In particolare, i meccanismi di incentivazione dovrebbero trovare uno spazio coerente (e qui è necessario l’intervento del nuovo Parlamento) rimodulando le politiche Consip e consentendo anche più facili possibilità di connessione con start-up e Pmi, e con le in-house ICT. Conciliare ottimizzazione degli sforzi, rapidità di realizzazione, sviluppo di una cultura della collaborazione e apertura del mercato non può che essere uno degli obiettivi strategici per una efficace trasformazione digitale della PA.

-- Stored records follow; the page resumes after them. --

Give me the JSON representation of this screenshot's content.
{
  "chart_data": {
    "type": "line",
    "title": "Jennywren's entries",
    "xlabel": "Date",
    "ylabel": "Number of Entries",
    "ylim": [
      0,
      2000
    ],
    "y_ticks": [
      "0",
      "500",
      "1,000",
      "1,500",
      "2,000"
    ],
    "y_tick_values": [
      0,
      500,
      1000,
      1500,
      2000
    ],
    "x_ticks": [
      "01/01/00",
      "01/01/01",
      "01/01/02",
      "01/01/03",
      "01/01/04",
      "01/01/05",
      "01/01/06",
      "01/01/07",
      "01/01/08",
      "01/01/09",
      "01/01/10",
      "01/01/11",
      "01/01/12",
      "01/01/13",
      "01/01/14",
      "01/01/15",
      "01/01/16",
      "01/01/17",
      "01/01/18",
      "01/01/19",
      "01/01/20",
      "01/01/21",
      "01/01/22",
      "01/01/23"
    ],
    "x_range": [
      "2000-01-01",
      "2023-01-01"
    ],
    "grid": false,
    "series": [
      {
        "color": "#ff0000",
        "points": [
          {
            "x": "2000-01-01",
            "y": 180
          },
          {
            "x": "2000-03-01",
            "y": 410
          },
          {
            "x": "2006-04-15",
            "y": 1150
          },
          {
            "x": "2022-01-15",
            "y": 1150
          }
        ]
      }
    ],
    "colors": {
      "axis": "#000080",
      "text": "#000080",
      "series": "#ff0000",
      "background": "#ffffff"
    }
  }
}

Operare sulle infrastrutture di connessioni

Il riuso è però solo uno dei temi chiave per sviluppare una cultura della collaborazione nella PA, essenziale per il successo delle politiche sul digitale.

Non solo perché, spesso, il valore maggiore della collaborazione deriva da una efficace co-progettazione, e quindi dalla condivisione “in progress” delle esperienze e delle realizzazioni, senza aspettare i tempi di un consolidamento che non consentirebbero di soddisfare le esigenze delle amministrazioni. Ma, soprattutto, perché è necessario operare nell’ambito complessivo delle connessioni, per costruire un quadro organico che consenta lo sviluppo rapido del digitale nella PA.

Il recupero del ritardo italiano nell’ambito del digitale è possibile soltanto con la messa in campo di più interventi strutturali, e tra questi i più urgenti che possono operare nel superamento delle due criticità citate (frammentazione e scarsa capacità di fare sistema) mi sembrano quelli che puntano a supportare e favorire la collaborazione tra le amministrazioni, così come quelli che favoriscono e incentivano la costruzione di ecosistemi di innovazione. Entrambi, però, in un’ottica strutturale e di sistema, andando oltre gli approcci legati a specifici progetti.

In questo senso, dovrebbe ad esempio essere estesa la strategia del modello PAOC 2020 a tutte le iniziative per la crescita digitale, rendendolo un modello utile anche per la co-progettazione e lo scambio “in progress” tra più iniziative. Così, anche, legare gli incentivi all’innovazione delle PMI ad interventi sul fronte dello sviluppo delle competenze digitali e per l’e-leadership, o costruire dei meccanismi di finanziamento intorno a politiche pubbliche centrate sullo sviluppo di ecosistemi di innovazione, realizzando sistemi di misurazione che vadano nella logica del potenziamento dell’intero “ciclo della conoscenza”.

Questo significa operare per lo sviluppo di infrastrutture di connessioni, valorizzando quelle esistenti e rendendole fulcro delle politiche dell’innovazione, verso modelli di governance a rete, adeguati alla complessità della nostra società, e che sono possibili e attuabili solo se, allo stesso tempo, si investe sulla crescita delle competenze, la cui carenza in Italia è una delle principali zavorre di qualsiasi strategia nazionale di crescita.